Sadly, overall, cadet numbers haven’t gone up, because the numbers in groups based in the community have shrunk, even as school-based units have grown. We should aim to grow the total number across all types.
Within the groups that are (mainly) not school-based, there is a difference between the Sea Cadets and the Air and Army cadets: the Sea Cadets are a charity - unlike the others, they are not wholly funded or managed by the MOD. In fact they are run by the Marine Society, which has its own long complex history starting as an employment scheme for 18th century orphans (you can spot their HQ if you go out of Waterloo on a train).
While the MOD is the landlord for lots of air and army cadets, the sea cadets do their own thing, which has downsides for them, but seems also to have had upsides: my nearest branch are a “pop-up” unit, and it seems a bit easier for them to expand. The numbers above seem to bear that out, though doubtless there are pros and cons.
How much does this all cost? In 2020 in answer to a Parliamentary question the government said that:
The Ministry of Defence does not allocate funding directly to the Cadet Forces and there are no discreet Cadet budgets as the cost of delivering and supporting Cadet activity falls across a wide range of business areas, agencies and organisations. However, based on Financial Year 2018-19 data, the latest estimate of the cost to Defence of the Cadet Forces is approximately £175 Million.
The University of Northampton study suggested this spending was easily justified by the large health and education benefits they measured, even without counting the longer-term benefits from the growth of human capital.
Conclusions
The positive impact of cadet programmes is pretty strong, and in the grand scheme of government spending the budget is tiny. In fact the cadets whole annual budget is equivalent to five and a half hours’ worth of DWP spending. Even something like Arts Council England spends half a billion a year plus - perhaps we could redirect some of that.
And given the positive impacts in the study cited above, I am fairly confident DWP would spend less in the long term if more kids got to do cadets.
We should set an ambitious goal to grow cadet numbers overall, not just the CCF in schools.
To help make this happen, it might be sensible to spin the air and army cadets more out of the MOD - either making them a DFE responsibility or endowing them as stand-alone organisations.
There are two problems with it being in MOD. First, MOD are busy fighting multiple real wars; and trying to make sure our nuclear weapons work properly. Inevitably running what are basically youth groups will always (reasonably) come some way down their list of priorities. The second is that as the written answer above suggests, responsibility within MOD is somewhat diffuse. Running themselves would bring more focus. Third, being independent might also enable the wider community to take greater ownership, rather than relying on MOD.

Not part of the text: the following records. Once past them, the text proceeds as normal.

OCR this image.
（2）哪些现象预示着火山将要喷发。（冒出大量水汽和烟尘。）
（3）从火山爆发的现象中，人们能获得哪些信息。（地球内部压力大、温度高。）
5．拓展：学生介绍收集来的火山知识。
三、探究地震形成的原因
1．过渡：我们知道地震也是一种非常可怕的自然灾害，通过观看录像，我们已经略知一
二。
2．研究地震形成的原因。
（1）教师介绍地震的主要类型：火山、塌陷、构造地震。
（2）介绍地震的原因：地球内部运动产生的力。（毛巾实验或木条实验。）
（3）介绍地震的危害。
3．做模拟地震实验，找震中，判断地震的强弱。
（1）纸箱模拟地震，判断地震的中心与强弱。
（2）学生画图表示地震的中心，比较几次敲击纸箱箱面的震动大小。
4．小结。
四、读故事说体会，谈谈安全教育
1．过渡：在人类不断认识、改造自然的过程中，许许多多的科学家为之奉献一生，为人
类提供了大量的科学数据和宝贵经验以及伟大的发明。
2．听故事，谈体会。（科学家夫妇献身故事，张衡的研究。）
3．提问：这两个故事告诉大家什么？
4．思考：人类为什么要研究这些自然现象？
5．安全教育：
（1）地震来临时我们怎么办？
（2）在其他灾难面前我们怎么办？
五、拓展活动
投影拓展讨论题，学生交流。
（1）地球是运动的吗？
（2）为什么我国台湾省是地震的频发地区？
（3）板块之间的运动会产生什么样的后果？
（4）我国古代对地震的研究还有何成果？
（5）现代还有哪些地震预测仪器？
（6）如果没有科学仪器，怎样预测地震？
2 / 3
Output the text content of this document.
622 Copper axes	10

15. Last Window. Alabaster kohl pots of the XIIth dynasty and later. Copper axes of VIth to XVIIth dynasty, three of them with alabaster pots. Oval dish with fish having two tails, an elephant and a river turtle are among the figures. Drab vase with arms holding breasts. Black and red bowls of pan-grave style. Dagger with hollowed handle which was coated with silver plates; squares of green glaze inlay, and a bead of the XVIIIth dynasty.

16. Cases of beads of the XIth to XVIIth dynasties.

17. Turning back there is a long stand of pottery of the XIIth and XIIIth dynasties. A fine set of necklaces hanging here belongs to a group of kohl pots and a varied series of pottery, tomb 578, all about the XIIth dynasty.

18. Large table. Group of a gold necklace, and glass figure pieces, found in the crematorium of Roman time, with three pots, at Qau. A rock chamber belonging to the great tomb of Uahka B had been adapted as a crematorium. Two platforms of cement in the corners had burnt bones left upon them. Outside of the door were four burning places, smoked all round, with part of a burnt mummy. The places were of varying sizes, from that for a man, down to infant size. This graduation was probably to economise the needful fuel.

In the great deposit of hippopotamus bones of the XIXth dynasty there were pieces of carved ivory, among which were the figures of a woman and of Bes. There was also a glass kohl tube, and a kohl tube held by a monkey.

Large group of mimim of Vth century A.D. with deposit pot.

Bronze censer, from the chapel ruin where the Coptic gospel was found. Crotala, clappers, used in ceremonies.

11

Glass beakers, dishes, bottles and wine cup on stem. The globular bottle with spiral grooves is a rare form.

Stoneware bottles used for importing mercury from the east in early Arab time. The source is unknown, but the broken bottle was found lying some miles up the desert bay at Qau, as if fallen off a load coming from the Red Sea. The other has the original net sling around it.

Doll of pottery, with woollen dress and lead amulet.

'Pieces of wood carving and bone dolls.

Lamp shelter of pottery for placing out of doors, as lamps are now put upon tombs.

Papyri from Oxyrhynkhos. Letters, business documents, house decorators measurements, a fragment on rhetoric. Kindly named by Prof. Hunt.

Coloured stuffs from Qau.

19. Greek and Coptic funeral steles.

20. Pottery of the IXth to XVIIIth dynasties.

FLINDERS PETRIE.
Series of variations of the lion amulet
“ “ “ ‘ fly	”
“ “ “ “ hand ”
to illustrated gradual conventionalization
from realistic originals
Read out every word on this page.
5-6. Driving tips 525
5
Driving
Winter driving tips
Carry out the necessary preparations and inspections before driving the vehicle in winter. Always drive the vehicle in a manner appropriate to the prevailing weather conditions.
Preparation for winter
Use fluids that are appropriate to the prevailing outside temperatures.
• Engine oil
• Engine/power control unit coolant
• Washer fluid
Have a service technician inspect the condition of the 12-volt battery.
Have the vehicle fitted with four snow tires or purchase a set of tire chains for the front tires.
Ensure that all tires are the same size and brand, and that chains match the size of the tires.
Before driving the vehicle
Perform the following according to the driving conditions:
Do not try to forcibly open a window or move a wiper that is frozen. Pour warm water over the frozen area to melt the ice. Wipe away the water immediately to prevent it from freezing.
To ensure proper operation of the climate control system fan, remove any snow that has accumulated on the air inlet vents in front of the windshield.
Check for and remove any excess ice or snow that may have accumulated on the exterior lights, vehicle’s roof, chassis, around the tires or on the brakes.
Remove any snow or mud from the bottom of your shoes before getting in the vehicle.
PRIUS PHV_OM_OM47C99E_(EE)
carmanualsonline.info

Either way, we need money and a galvanising goal. My starter for ten is that we should aim to double the numbers over the next decade. What do you think?
Very much agree! I remember working on a round of the expansion programme (DfE officials were so opposed to it, it was unreal, but we got the extra money - £1m, from memory - in the end). Like Duke of Edinburgh, it's something that can have such positive outcomes and great for more children of all backgrounds to have access to it.
If only the economy was 4% bigger maybe there would be tax money to pay for this!